I have a model of the Monty Hall problem that as far as I know is standard: three doors, the contestant chooses one at random, then if Monty has a choice (i.e., the contestant has chosen the door with a car) he chooses his door to open at random, and events are generally independent.

For the contestant, a strategy of always switching doors gives a $2/3$ probability of winning, and a strategy of never switching doors has a $1/3$ probability of winning. Intuitively the switching strategy is better because in order to win, you need to have choosen a door with a goat behind it; for the non-switching strategy, in order to win you need to have choosen the door with a car behind it. Since you're more likely to choose a goat door than the car door, you're better off switching.

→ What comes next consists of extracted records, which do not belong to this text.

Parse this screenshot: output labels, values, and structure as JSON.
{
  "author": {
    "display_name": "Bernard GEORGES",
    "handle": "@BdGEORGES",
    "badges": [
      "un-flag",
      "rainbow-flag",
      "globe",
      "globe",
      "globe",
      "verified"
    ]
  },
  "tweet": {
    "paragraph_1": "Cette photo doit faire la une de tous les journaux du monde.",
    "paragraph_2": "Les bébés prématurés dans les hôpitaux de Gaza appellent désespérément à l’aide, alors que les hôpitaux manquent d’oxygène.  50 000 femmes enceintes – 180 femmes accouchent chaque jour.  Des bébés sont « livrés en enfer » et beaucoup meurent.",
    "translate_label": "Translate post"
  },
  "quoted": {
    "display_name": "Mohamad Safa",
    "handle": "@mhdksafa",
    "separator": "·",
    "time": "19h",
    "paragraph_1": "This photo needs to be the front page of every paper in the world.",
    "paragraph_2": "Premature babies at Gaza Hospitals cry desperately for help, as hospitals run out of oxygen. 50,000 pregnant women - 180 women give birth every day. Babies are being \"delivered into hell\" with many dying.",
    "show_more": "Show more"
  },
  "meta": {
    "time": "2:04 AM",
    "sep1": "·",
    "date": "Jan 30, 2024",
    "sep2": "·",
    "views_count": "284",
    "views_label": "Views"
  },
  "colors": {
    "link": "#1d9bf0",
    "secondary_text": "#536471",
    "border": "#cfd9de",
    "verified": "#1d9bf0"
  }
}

I have two further questions about this:

- I think it's clear that the contestant's "gain" from adopting a switching strategy is 2, in the sense that over many trials, the contestant is twice as likely to win by using the switching strategy. However, is there a way to compute a "gain" given that the contestant will only play the game once?
- How would we prove that the strategy of switching is optimal? I have searched but not found anything. Obviously if you only consider the two strategies, then computing the $2/3$ and $1/3$ probabilities above constitutes the proof. However, you could open up the model to allow for weird strategies like "Always switch when selecting door 1 and Monty opens door 3, but switch only half the time when Monty selects door 2", and so on. I am not sure how to consider these strategies given my model of the problem.